The Issue of Over-Development Sparks Heated Debate
More than three years ago, when the city set out to revise and update its 1,000-page zoning code, few thought the task would be easy. Now, after hundreds of thousands of dollars in consulting fees and staff time, hours of contentious community meetings via Zoom, and bucket-loads of election-eve rancor over the final product, the verdict is almost in.
During a special Feb. 9 evening session, the city commission approved the bulk of the rewritten code that is designed to simplify regulations and encourage small-scale development. But commissioners once again agreed to duck a decision on the most controversial piece of the revision, how to regulate growth on the city’s iconic Miracle Mile. A vote on that section could come up at the March 9 meeting.
The bulk of the code was passed last month by a 4-1 vote, with only Vice Mayor Vince Lago saying no. Lago says he withheld his approval because, “I was not satisfied with the extreme bifurcation of the code; too many issues have been broken out” that are being voted on separately. Lago, a staunch opponent of over-development in the city, says he favors no buildings higher than four stories on Miracle Mile, and has proposed changes to regulations on remote parking, height and density formulas to promote projects even smaller than the six stories now allowed. “We have to be very careful when up-zoning Miracle Mile,” says Lago.
Lago did join his colleagues in approving an up-zoning of the Crafts District, a three-square block area bound by Le Jeune Road, Santander Avenue, Salzedo Street and Palermo Avenue. Residents there have long been in favor of becoming a mixed-use area for multi-family, retail and commercial properties, in line with city founder George Merrick’s vision for the area.
When reflecting on Miracle Mile, Lago often recalls his childhood, when he would walk the shopping district with his grandparents. “I have fond memories of our downtown. It was like an oasis filled with history,” he says. “And I know we can get stuck in the past. I am in favor of progress, but I am not in favor of forgetting our character.”
Lago is running for mayor. His opponent in the April 13 election is Commissioner Pat Keon. She also favors holding the line on big developmentand thinks revisions to the code help do that. Of Lago’s vote last month, Keon said, “I have no idea why he voted no.
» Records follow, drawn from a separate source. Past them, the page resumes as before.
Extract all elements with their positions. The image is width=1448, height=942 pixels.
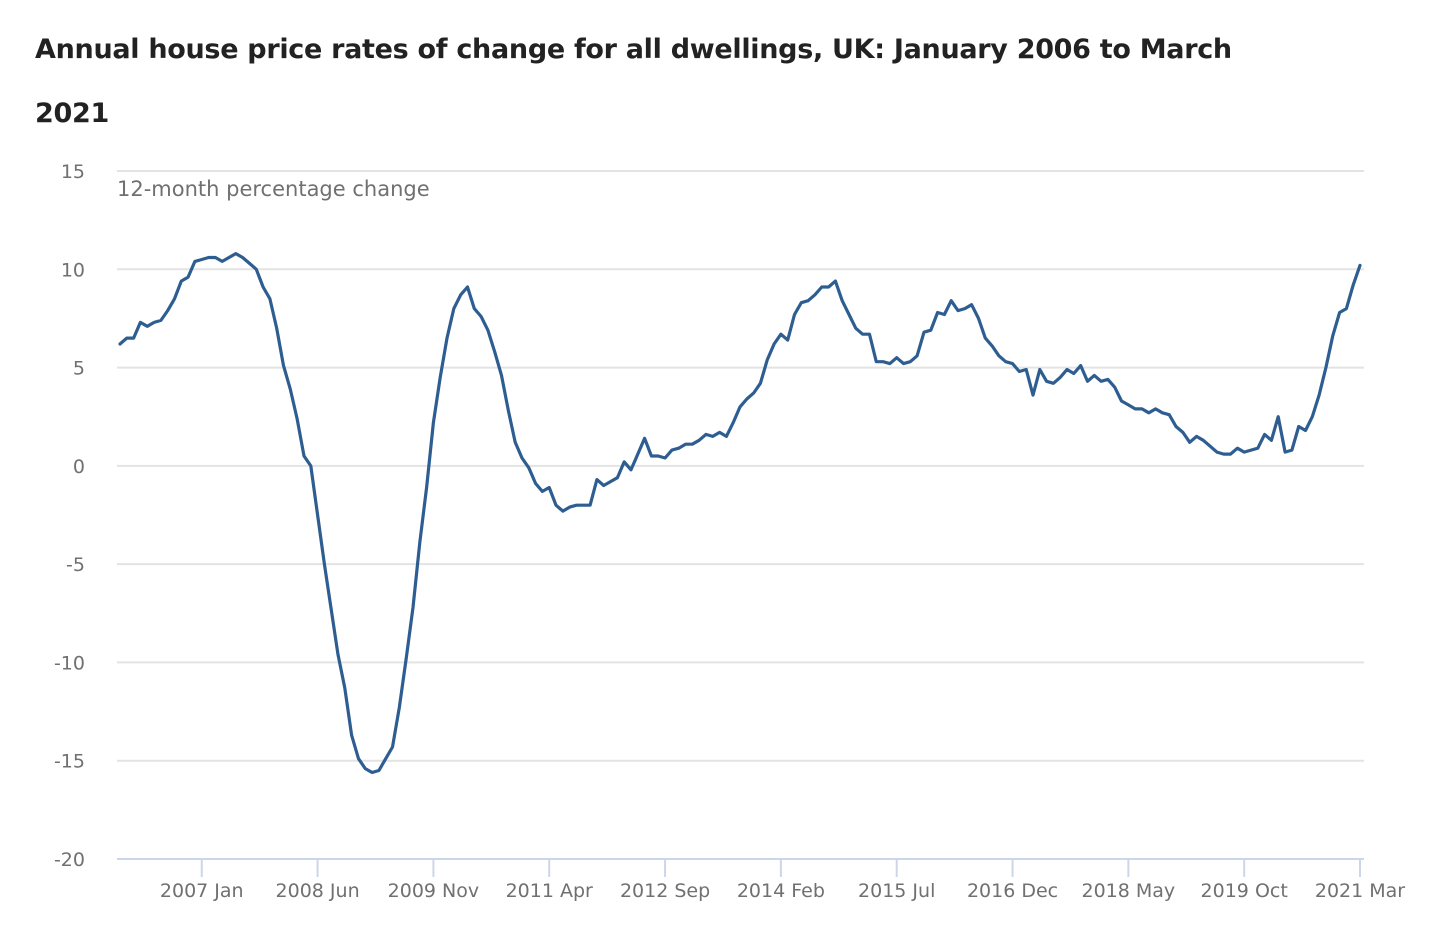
y-tick-label: -5 <box>66 554 85 576</box>
x-tick-label: 2014 Feb <box>737 880 825 902</box>
x-tick-label: 2008 Jun <box>276 880 360 902</box>
chart-title: Annual house price rates of change for a… <box>35 34 1232 129</box>
y-tick-label: 0 <box>73 456 85 478</box>
series-line <box>118 252 1362 775</box>
x-axis: 2007 Jan 2008 Jun 2009 Nov 2011 Apr 2012 Sep… <box>117 858 1405 902</box>
y-tick-label: -20 <box>54 849 85 871</box>
x-tick-label: 2011 Apr <box>506 880 593 902</box>
y-tick-label: 10 <box>61 259 85 281</box>
y-axis-unit-label: 12-month percentage change <box>117 177 430 201</box>
x-tick-label: 2018 May <box>1082 880 1176 902</box>
x-tick-label: 2009 Nov <box>388 880 479 902</box>
gridlines <box>117 170 1364 762</box>
y-tick-label: -10 <box>54 652 85 674</box>
x-tick-label: 2015 Jul <box>858 880 935 902</box>
series-group <box>118 252 1362 775</box>
x-tick-label: 2012 Sep <box>620 880 710 902</box>
y-tick-label: -15 <box>54 751 85 773</box>
y-tick-label: 5 <box>73 358 85 380</box>
x-tick-label: 2019 Oct <box>1201 880 1288 902</box>
y-tick-label: 15 <box>61 161 85 183</box>
y-axis-ticks: 15 10 5 0 -5 -10 -15 -20 <box>54 161 85 871</box>
x-tick-label: 2021 Mar <box>1315 880 1405 902</box>
x-tick-label: 2016 Dec <box>967 880 1058 902</box>
x-tick-label: 2007 Jan <box>160 880 244 902</box>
I voted yes because [the changes] brought clarity to the code, provide guidelines for mixed-use development and increase and define open space.”
Prior to that February vote, about 50 demonstrators gathered outside of City Hall. Most of the speakers were candidates for the two open commission seats being vacated by Lago and Keon. They came with campaign signs, position statements and opinions. Most who spoke echoed the concern of Gables preservation activist Karelia Martinez Carbonell, who said that if the Miracle Mile portion of the revised code passed, “the flood gates will open” for large developments on the street.
Many of those same candidates later called in during the Zoom meeting to sound off. Among those speaking were Rhonda Anderson, Jackson Rip Holmes, Tania Cruz-Gimenez, and Javier Baños. All used the platform to firmly declare their opposition to big changes on the Mile. One candidate, Mayra Joli, screamed so relentlessly at the commissioners during her two minutes of allotted time that Mayor Raúl Valdés-Fauli muted her and declared, “You should have your blood pressure checked.”
One voice of reason throughout the meeting was that of Commissioner Michael Mena, who calmly encouraged residents to address substantive issues in the new zoning code, rather than merely ranting against it. “Those saying leave it as it is [are wrong]. We need to reduce the height limit to four stories,” he said, again citing the current code which allows a developer to assemble a block of properties and build a massive structure with floors of parking facing – and deadening – the street.